Wort der Woche

Die Suffizienz rückt ins Zentrum der Klimaschutz-Debatte

Die Suffizienz – die Suche nach dem „rechten Maß“ – rückt immer mehr ins Zentrum der Debatte um Nachhaltigkeit und Klimaschutz.

Es gibt drei Zutaten für eine nachhaltige Entwicklung. Die erste, Effizienz, zielt auf eine möglichst vollständige Nutzung von Ressourcen ab, sodass ein gewünschter Output mit geringstmöglichem Input erzielt werden kann. Das Streben nach Effizienz hat aber einen Pferdefuß: Häufig gehen Effizienzgewinne durch den Rebound-Effekt wieder verloren: Wenn Automotoren sparsamer werden, führt das nicht dazu, dass Autos weniger Sprit verbrauchen, sondern dass größere und stärkere gekauft werden.

Die zweite Strategie, Konsistenz, strebt eine Vereinbarkeit von Natur und Technik an: Die eingesetzten Ressourcen sollen möglichst umweltfreundlich sein, etwa durch den Ersatz von fossilen Treibstoffen durch biogene oder durch das Schließen von Stoffkreisläufen. Das Problem dabei ist, dass Alternativen knapp und obendrein teurer sind.

Aus diesen Gründen ist die dritte Strategie, die Suffizienz, ins Zentrum der Debatte gerückt. Abgeleitet vom lateinischen „sufficere“ (ausreichen) ist damit eine Verhaltensänderung hin zu einem Lebensstil gemeint, der weniger Ressourcen benötigt. Der Begriff wird oft als synonym zu Verzicht oder Askese missverstanden. Forscher sehen indes darin ein Finden des „rechten Maßes“, ein Vermeiden von Überflüssigem und einen klugen Umgang mit Ressourcen, der ein gutes Leben für alle ermöglicht. Suffizienz fordert z. B. keinen Verzicht auf Fleisch, sondern einen bewussten Konsum.

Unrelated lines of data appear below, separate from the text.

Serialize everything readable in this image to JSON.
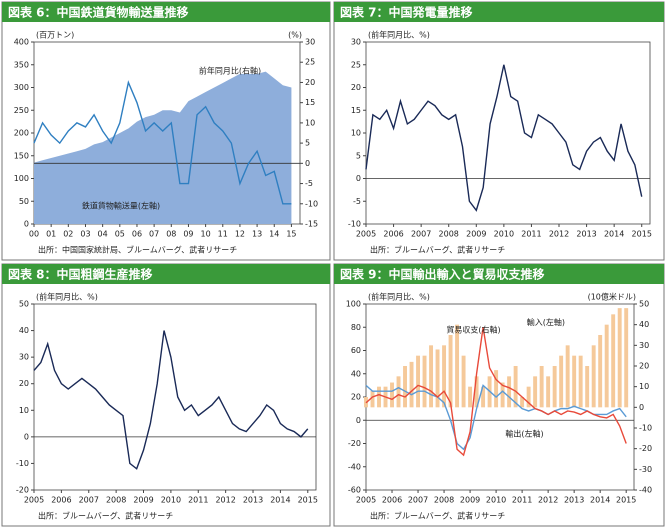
{
  "chart_data": [
    {
      "type": "combo",
      "title": "図表 6：中国鉄道貨物輸送量推移",
      "y_unit": "(百万トン)",
      "y2_unit": "(%)",
      "source": "出所：中国国家統計局、ブルームバーグ、武者リサーチ",
      "x": [
        2000,
        2000.5,
        2001,
        2001.5,
        2002,
        2002.5,
        2003,
        2003.5,
        2004,
        2004.5,
        2005,
        2005.5,
        2006,
        2006.5,
        2007,
        2007.5,
        2008,
        2008.5,
        2009,
        2009.5,
        2010,
        2010.5,
        2011,
        2011.5,
        2012,
        2012.5,
        2013,
        2013.5,
        2014,
        2014.5,
        2015
      ],
      "xlim": [
        2000,
        2015.5
      ],
      "xticks": [
        {
          "value": 2000,
          "label": "00"
        },
        {
          "value": 2001,
          "label": "01"
        },
        {
          "value": 2002,
          "label": "02"
        },
        {
          "value": 2003,
          "label": "03"
        },
        {
          "value": 2004,
          "label": "04"
        },
        {
          "value": 2005,
          "label": "05"
        },
        {
          "value": 2006,
          "label": "06"
        },
        {
          "value": 2007,
          "label": "07"
        },
        {
          "value": 2008,
          "label": "08"
        },
        {
          "value": 2009,
          "label": "09"
        },
        {
          "value": 2010,
          "label": "10"
        },
        {
          "value": 2011,
          "label": "11"
        },
        {
          "value": 2012,
          "label": "12"
        },
        {
          "value": 2013,
          "label": "13"
        },
        {
          "value": 2014,
          "label": "14"
        },
        {
          "value": 2015,
          "label": "15"
        }
      ],
      "ylim": [
        0,
        400
      ],
      "yticks": [
        0,
        50,
        100,
        150,
        200,
        250,
        300,
        350,
        400
      ],
      "y2lim": [
        -15,
        30
      ],
      "y2ticks": [
        -15,
        -10,
        -5,
        0,
        5,
        10,
        15,
        20,
        25,
        30
      ],
      "series": [
        {
          "name": "鉄道貨物輸送量(左軸)",
          "kind": "area",
          "color": "#8eaedb",
          "values": [
            135,
            140,
            145,
            150,
            155,
            160,
            165,
            175,
            180,
            190,
            200,
            210,
            225,
            235,
            240,
            250,
            250,
            245,
            270,
            280,
            290,
            300,
            310,
            320,
            330,
            330,
            330,
            335,
            320,
            305,
            300
          ]
        },
        {
          "name": "前年同月比(右軸)",
          "kind": "line",
          "axis": "y2",
          "color": "#2f7fc1",
          "values": [
            5,
            10,
            7,
            5,
            8,
            10,
            9,
            12,
            8,
            5,
            10,
            20,
            15,
            8,
            10,
            8,
            10,
            -5,
            -5,
            12,
            14,
            10,
            8,
            5,
            -5,
            0,
            3,
            -3,
            -2,
            -10,
            -10
          ]
        }
      ]
    },
    {
      "type": "combo",
      "title": "図表 7：中国発電量推移",
      "y_unit": "(前年同月比、%)",
      "source": "出所：ブルームバーグ、武者リサーチ",
      "x": [
        2005,
        2005.25,
        2005.5,
        2005.75,
        2006,
        2006.25,
        2006.5,
        2006.75,
        2007,
        2007.25,
        2007.5,
        2007.75,
        2008,
        2008.25,
        2008.5,
        2008.75,
        2009,
        2009.25,
        2009.5,
        2009.75,
        2010,
        2010.25,
        2010.5,
        2010.75,
        2011,
        2011.25,
        2011.5,
        2011.75,
        2012,
        2012.25,
        2012.5,
        2012.75,
        2013,
        2013.25,
        2013.5,
        2013.75,
        2014,
        2014.25,
        2014.5,
        2014.75,
        2015
      ],
      "xlim": [
        2005,
        2015.3
      ],
      "xticks": [
        2005,
        2006,
        2007,
        2008,
        2009,
        2010,
        2011,
        2012,
        2013,
        2014,
        2015
      ],
      "ylim": [
        -10,
        30
      ],
      "yticks": [
        -10,
        -5,
        0,
        5,
        10,
        15,
        20,
        25,
        30
      ],
      "series": [
        {
          "kind": "line",
          "color": "#1a2a57",
          "values": [
            2,
            14,
            13,
            15,
            11,
            17,
            12,
            13,
            15,
            17,
            16,
            14,
            13,
            14,
            7,
            -5,
            -7,
            -2,
            12,
            18,
            25,
            18,
            17,
            10,
            9,
            14,
            13,
            12,
            10,
            8,
            3,
            2,
            6,
            8,
            9,
            6,
            4,
            12,
            6,
            3,
            -4
          ]
        }
      ]
    },
    {
      "type": "combo",
      "title": "図表 8：中国粗鋼生産推移",
      "y_unit": "(前年同月比、%)",
      "source": "出所：ブルームバーグ、武者リサーチ",
      "x": [
        2005,
        2005.25,
        2005.5,
        2005.75,
        2006,
        2006.25,
        2006.5,
        2006.75,
        2007,
        2007.25,
        2007.5,
        2007.75,
        2008,
        2008.25,
        2008.5,
        2008.75,
        2009,
        2009.25,
        2009.5,
        2009.75,
        2010,
        2010.25,
        2010.5,
        2010.75,
        2011,
        2011.25,
        2011.5,
        2011.75,
        2012,
        2012.25,
        2012.5,
        2012.75,
        2013,
        2013.25,
        2013.5,
        2013.75,
        2014,
        2014.25,
        2014.5,
        2014.75,
        2015
      ],
      "xlim": [
        2005,
        2015.3
      ],
      "xticks": [
        2005,
        2006,
        2007,
        2008,
        2009,
        2010,
        2011,
        2012,
        2013,
        2014,
        2015
      ],
      "ylim": [
        -20,
        50
      ],
      "yticks": [
        -20,
        -10,
        0,
        10,
        20,
        30,
        40,
        50
      ],
      "series": [
        {
          "kind": "line",
          "color": "#1a2a57",
          "values": [
            25,
            28,
            35,
            25,
            20,
            18,
            20,
            22,
            20,
            18,
            15,
            12,
            10,
            8,
            -10,
            -12,
            -5,
            5,
            20,
            40,
            30,
            15,
            10,
            12,
            8,
            10,
            12,
            15,
            10,
            5,
            3,
            2,
            5,
            8,
            12,
            10,
            5,
            3,
            2,
            0,
            3
          ]
        }
      ]
    },
    {
      "type": "combo",
      "title": "図表 9：中国輸出輸入と貿易収支推移",
      "y_unit": "(前年同月比、%)",
      "y2_unit": "(10億米ドル)",
      "source": "出所：ブルームバーグ、武者リサーチ",
      "x": [
        2005,
        2005.25,
        2005.5,
        2005.75,
        2006,
        2006.25,
        2006.5,
        2006.75,
        2007,
        2007.25,
        2007.5,
        2007.75,
        2008,
        2008.25,
        2008.5,
        2008.75,
        2009,
        2009.25,
        2009.5,
        2009.75,
        2010,
        2010.25,
        2010.5,
        2010.75,
        2011,
        2011.25,
        2011.5,
        2011.75,
        2012,
        2012.25,
        2012.5,
        2012.75,
        2013,
        2013.25,
        2013.5,
        2013.75,
        2014,
        2014.25,
        2014.5,
        2014.75,
        2015
      ],
      "xlim": [
        2005,
        2015.3
      ],
      "xticks": [
        2005,
        2006,
        2007,
        2008,
        2009,
        2010,
        2011,
        2012,
        2013,
        2014,
        2015
      ],
      "ylim": [
        -60,
        100
      ],
      "yticks": [
        -60,
        -40,
        -20,
        0,
        20,
        40,
        60,
        80,
        100
      ],
      "y2lim": [
        -40,
        50
      ],
      "y2ticks": [
        -40,
        -30,
        -20,
        -10,
        0,
        10,
        20,
        30,
        40,
        50
      ],
      "series": [
        {
          "name": "貿易収支(右軸)",
          "kind": "bar",
          "axis": "y2",
          "color": "#f5c99a",
          "values": [
            5,
            8,
            10,
            10,
            12,
            15,
            20,
            22,
            25,
            25,
            30,
            28,
            30,
            35,
            40,
            25,
            10,
            15,
            10,
            15,
            18,
            12,
            15,
            20,
            5,
            10,
            15,
            20,
            15,
            20,
            25,
            30,
            25,
            25,
            20,
            30,
            35,
            40,
            45,
            48,
            48
          ]
        },
        {
          "name": "輸出(左軸)",
          "kind": "line",
          "color": "#5b9bd5",
          "values": [
            30,
            25,
            25,
            25,
            25,
            28,
            25,
            22,
            25,
            25,
            22,
            20,
            15,
            0,
            -20,
            -25,
            -15,
            10,
            30,
            25,
            20,
            25,
            20,
            15,
            10,
            8,
            10,
            8,
            5,
            8,
            10,
            10,
            12,
            10,
            8,
            5,
            5,
            5,
            8,
            10,
            3
          ]
        },
        {
          "name": "輸入(左軸)",
          "kind": "line",
          "color": "#e84a3a",
          "values": [
            15,
            20,
            22,
            20,
            18,
            22,
            20,
            25,
            30,
            28,
            25,
            20,
            25,
            15,
            -25,
            -30,
            -10,
            40,
            80,
            45,
            35,
            30,
            28,
            25,
            20,
            15,
            10,
            8,
            5,
            8,
            5,
            8,
            7,
            5,
            8,
            5,
            3,
            2,
            5,
            -5,
            -20
          ]
        }
      ]
    }
  ]
}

Forscher haben Kataloge von Grundbedürfnissen für ein modernes Leben entwickelt (zehn Quadratmeter Wohnraum und ein Handy für jeden, Heizung und Klimatisierung, 10.000 Kilometer Mobilität pro Jahr usw.), die nur einen Bruchteil der Energie verbrauchen. Würde die ganze Menschheit nach diesem Standard leben (was für uns Einschränkungen bedeuten würde, für Menschen im Globalen Süden hingegen eine starke Verbesserung ihrer Lebensumstände), würde der globale Energiebedarf auf ein Drittel sinken – auf ein Niveau wie 1960, obwohl die Welt heute fast dreimal so viele Bewohner hat (J. Millward-Hopkins et al., Global Environmental Change 65,102168; Nov. 2020).

Ein Beispiel, wie wichtig Suffizienz – zusätzlich zu Effizienz und Konsistenz – ist, zeigte diese Woche die Weltenergieagentur IEA in ihrem „World Energy Outlook 2020“: Durch drei nicht allzu große Veränderungen im Mobilitätsverhalten – keine Flüge unter einer Stunde, keine Autofahrten unter drei Kilometern, Verlangsamung des Straßenverkehrs um sieben km/h – könnten die CO2-Emissionen aus dem Verkehr um ein Fünftel gesenkt werden. ⫻

Der Autor leitete das Forschungsressort der „Presse“ und ist Wissenschaftskommunikator am AIT.